Koniec świata: Jak Będzie

Spisu treści:

Koniec świata: Jak Będzie
Koniec świata: Jak Będzie

Wideo: Koniec świata: Jak Będzie

Wideo: Koniec świata: Jak Będzie
Wideo: Jak naprawdę będzie wyglądał koniec świata 2024, Kwiecień
Anonim

Ludzie zawsze czekali na koniec świata. Widzący, wróżbici, magicy, prorocy - wszyscy malowali ponure scenariusze przyszłości. Ale teraz ludzkość stoi u progu trzeciego tysiąclecia. Jak teraz wygląda mu przyszłość świata?

Koniec świata: jak będzie
Koniec świata: jak będzie

Wiele krańców świata

Przepowiednia Majów o końcu świata w grudniu 2012 roku, która nawiedzała ludzką wyobraźnię, należy już do przeszłości. Nic się nie stało. Niektórzy odetchnęli z ulgą i nadal snuli plany na przyszłość. Niemniej jednak, według statystyk, setki ludzi zginęło na planecie w oczekiwaniu na apokalipsę w 2012 roku. I to pomimo faktu, że ludzkość „przeżyła” już sto takich proroctw.

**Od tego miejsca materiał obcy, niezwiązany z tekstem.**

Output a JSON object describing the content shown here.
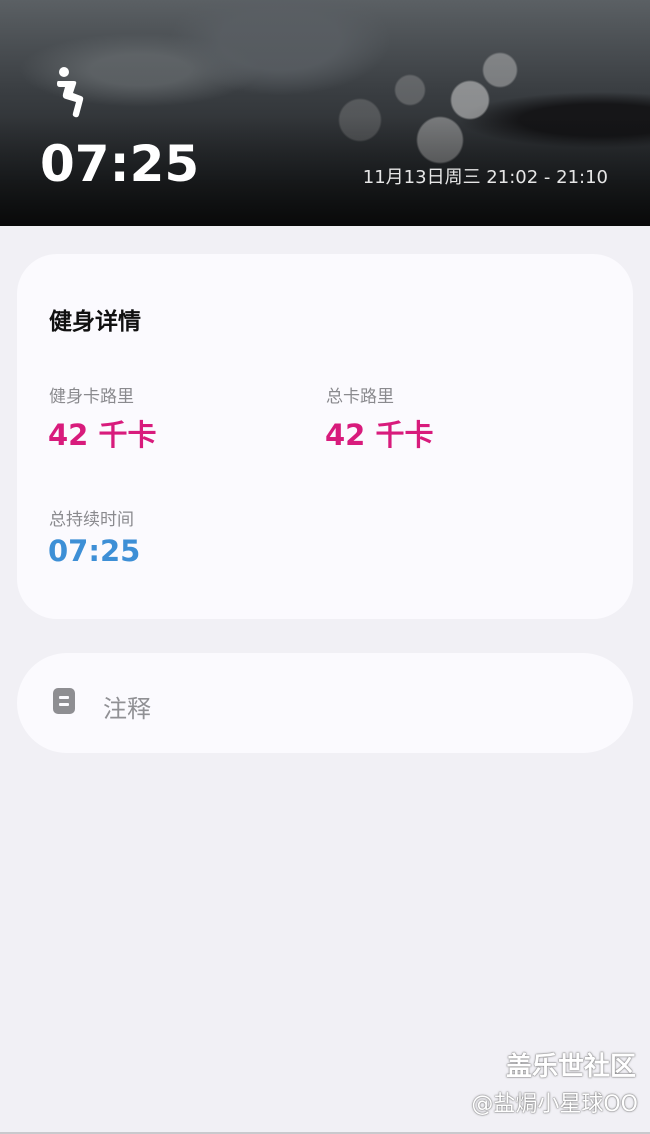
{
  "header": {
    "activity_icon": "squat-person-icon",
    "duration": "07:25",
    "date_range": "11月13日周三 21:02 - 21:10"
  },
  "details": {
    "title": "健身详情",
    "workout_calories": {
      "label": "健身卡路里",
      "value": "42 千卡"
    },
    "total_calories": {
      "label": "总卡路里",
      "value": "42 千卡"
    },
    "total_duration": {
      "label": "总持续时间",
      "value": "07:25"
    }
  },
  "notes": {
    "icon": "note-icon",
    "label": "注释"
  },
  "watermark": {
    "brand": "盖乐世社区",
    "user": "@盐焗小星球OO"
  },
  "colors": {
    "calorie_value": "#d81b7c",
    "duration_value": "#3d8fd6",
    "background": "#f1f0f5",
    "card": "#fbfafe"
  }
}
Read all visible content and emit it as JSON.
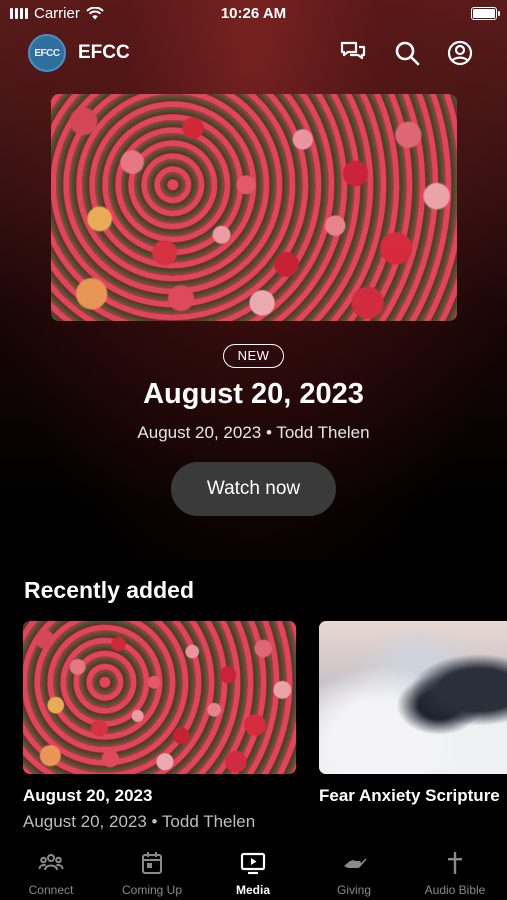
{
  "status_bar": {
    "carrier": "Carrier",
    "time": "10:26 AM"
  },
  "header": {
    "logo_text": "EFCC",
    "org_name": "EFCC",
    "icons": [
      "chat-icon",
      "search-icon",
      "profile-icon"
    ]
  },
  "hero": {
    "badge": "NEW",
    "title": "August 20, 2023",
    "subtitle": "August 20, 2023 • Todd Thelen",
    "watch_label": "Watch now"
  },
  "recently_added": {
    "heading": "Recently added",
    "items": [
      {
        "title": "August 20, 2023",
        "meta": "August 20, 2023 • Todd Thelen"
      },
      {
        "title": "Fear Anxiety Scripture",
        "meta": ""
      }
    ]
  },
  "tabs": [
    {
      "label": "Connect",
      "icon": "people-icon",
      "active": false
    },
    {
      "label": "Coming Up",
      "icon": "calendar-icon",
      "active": false
    },
    {
      "label": "Media",
      "icon": "tv-play-icon",
      "active": true
    },
    {
      "label": "Giving",
      "icon": "hand-icon",
      "active": false
    },
    {
      "label": "Audio Bible",
      "icon": "cross-icon",
      "active": false
    }
  ],
  "colors": {
    "accent_bg": "#5a1c1c",
    "button_bg": "#3a3a3a",
    "inactive_tab": "#8a8a8a"
  }
}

Można też przywołać „drugie tysiąclecie” 1 stycznia 2000 roku, kiedy koniec świata był związany z „problemem dwóch zer”, kiedy rok 2000 zostanie pomylony z rokiem 1900 i zacznie się chaos w rozkładach samolotów, pociągów, i tak dalej. Podejście planety Nibiru również zakończyło się próżnymi oczekiwaniami. Wystrzelenie zderzacza hadronów wiązało się z pojawieniem się mini czarnej dziury, do której stopniowo zacznie się wciągać cała Ziemia, a naukowcy musieli walczyć, aby kontynuować swoje badania.

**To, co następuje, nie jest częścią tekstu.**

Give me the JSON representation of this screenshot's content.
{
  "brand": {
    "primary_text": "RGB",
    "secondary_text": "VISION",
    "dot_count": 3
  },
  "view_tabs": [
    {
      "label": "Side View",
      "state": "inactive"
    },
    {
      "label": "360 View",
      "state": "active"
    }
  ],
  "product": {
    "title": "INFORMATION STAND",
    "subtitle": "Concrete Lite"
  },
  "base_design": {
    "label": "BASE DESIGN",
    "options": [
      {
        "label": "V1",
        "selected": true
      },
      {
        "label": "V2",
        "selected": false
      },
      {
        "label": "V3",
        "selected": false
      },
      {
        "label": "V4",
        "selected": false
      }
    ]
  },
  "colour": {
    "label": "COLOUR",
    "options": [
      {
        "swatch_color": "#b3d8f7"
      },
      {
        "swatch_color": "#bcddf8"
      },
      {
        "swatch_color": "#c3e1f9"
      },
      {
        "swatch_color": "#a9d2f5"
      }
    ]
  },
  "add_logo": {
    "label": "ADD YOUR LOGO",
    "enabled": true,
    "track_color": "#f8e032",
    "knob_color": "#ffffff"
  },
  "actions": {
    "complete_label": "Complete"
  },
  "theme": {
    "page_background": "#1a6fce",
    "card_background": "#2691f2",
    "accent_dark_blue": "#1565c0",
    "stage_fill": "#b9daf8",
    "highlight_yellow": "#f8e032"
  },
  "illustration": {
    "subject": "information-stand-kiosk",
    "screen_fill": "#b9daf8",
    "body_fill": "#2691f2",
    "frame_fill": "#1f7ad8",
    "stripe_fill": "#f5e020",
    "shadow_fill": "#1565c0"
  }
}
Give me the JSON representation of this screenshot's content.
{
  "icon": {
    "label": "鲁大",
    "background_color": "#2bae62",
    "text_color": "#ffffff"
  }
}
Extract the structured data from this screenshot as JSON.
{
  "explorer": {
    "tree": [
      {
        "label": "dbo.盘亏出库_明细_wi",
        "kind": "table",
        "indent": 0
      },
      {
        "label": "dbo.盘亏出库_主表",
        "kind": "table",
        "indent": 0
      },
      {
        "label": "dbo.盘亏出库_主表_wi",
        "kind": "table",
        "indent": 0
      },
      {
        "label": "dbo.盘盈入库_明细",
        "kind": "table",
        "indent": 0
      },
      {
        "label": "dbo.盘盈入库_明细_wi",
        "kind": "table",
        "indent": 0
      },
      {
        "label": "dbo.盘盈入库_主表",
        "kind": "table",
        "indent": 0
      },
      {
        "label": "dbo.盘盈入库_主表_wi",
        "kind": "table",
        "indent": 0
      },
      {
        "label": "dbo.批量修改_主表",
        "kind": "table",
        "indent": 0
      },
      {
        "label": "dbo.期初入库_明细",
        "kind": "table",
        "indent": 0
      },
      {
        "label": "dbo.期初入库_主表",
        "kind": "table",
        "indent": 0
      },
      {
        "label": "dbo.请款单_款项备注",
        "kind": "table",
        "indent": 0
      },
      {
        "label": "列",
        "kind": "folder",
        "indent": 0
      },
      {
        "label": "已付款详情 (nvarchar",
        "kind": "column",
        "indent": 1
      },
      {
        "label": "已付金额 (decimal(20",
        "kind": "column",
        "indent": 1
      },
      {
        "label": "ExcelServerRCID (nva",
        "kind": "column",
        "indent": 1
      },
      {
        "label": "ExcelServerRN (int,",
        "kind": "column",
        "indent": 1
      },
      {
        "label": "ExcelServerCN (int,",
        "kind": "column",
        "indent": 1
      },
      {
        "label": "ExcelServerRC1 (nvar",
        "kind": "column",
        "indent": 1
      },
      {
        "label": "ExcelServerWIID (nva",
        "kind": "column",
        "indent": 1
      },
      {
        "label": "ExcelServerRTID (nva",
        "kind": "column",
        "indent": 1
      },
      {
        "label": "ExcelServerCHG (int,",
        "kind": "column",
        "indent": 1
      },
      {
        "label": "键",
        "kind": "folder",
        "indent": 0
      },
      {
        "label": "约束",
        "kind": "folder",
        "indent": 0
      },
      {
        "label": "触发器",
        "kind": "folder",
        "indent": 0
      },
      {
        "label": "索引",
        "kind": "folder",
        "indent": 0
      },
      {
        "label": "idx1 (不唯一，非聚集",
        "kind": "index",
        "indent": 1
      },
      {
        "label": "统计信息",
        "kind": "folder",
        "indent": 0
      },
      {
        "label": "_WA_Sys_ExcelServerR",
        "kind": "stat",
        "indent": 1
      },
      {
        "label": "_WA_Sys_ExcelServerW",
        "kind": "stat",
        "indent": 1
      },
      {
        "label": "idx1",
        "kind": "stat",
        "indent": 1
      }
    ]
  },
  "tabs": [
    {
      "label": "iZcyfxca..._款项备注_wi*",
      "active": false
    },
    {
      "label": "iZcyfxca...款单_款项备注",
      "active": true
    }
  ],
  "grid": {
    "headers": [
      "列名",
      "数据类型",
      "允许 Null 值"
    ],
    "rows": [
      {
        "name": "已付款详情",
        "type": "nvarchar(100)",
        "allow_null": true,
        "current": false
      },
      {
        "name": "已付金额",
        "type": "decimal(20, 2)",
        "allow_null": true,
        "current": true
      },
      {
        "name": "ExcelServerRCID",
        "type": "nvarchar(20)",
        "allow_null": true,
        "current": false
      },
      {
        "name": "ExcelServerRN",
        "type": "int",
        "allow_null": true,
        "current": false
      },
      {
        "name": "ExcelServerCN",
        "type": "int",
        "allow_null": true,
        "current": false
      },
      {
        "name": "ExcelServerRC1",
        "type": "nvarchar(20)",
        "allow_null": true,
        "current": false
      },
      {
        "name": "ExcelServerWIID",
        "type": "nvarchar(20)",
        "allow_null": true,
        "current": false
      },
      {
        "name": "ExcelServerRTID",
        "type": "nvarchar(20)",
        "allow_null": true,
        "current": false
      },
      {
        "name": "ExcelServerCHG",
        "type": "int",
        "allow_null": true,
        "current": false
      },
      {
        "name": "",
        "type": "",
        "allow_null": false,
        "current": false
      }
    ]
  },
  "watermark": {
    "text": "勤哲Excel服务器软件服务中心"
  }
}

Nasuwa się pytanie: dlaczego to wszystko? Dlaczego ludzie zadają sobie pytanie o przewidywanie przyszłości? Ciekawość to ludzka natura. To jest jego ruch w przyszłość. Ale to, co to będzie, nie zależy od niego. Dlatego lepiej byłoby posłuchać, co myślą o tym naukowcy, którzy mają do dyspozycji zarówno najnowsze osiągnięcia naukowe, jak i poprzednie pokolenia. Czy na próżno ci, którzy odważyli się zniszczyć znajomy obraz świata, byli kiedyś prowadzeni na szubienicę lub spaleni na stosie?

Jak to naprawdę będzie?

Koniec świata na pewno prędzej czy później nadejdzie. Wszystko ma początek i wszystko ma koniec. Jeśli mówimy o końcu istnienia ludzkości, to musimy zadać pytanie – z czym to będzie się wiązać? Z możliwym zewnętrznym wpływem kosmicznym czy z działalnością samej ludzkości? W końcu ludzie zmieniają otaczającą przyrodę daleko od lepszej. Ale to, jaki powinien być świat wokół człowieka, zależy od niego. I jest nadzieja, że człowiek pod żadnym pozorem nie zakończy dobrowolnie swojego istnienia.

W takim przypadku musisz porozmawiać o samym istnieniu planety Ziemia. Z czasem, w niewyobrażalnej przyszłości, wnętrze Ziemi ochłodzi się do takiego stopnia, że ruch skorupy ziemskiej ustanie. Górskie budownictwo ustanie, a wietrzenie wymaże wszystkie pozostałe nierówności z powierzchni, a powierzchnia Ziemi zniknie pod wodą (jak wiemy, jest ich więcej).

Wtedy wszystko będzie zależeć od jasności Słońca. Jeśli jasność zmniejszy się, temperatura na planecie spadnie i cała powierzchnia pokryje się lodem. Jeśli jasność Słońca wzrośnie (a tak przewiduje nauka), oceany wyparują, odsłaniając płaską powierzchnię. Oczywiście w żadnym wypadku życie nie stanie się niemożliwe. Przynajmniej w obecnym spojrzeniu na człowieka.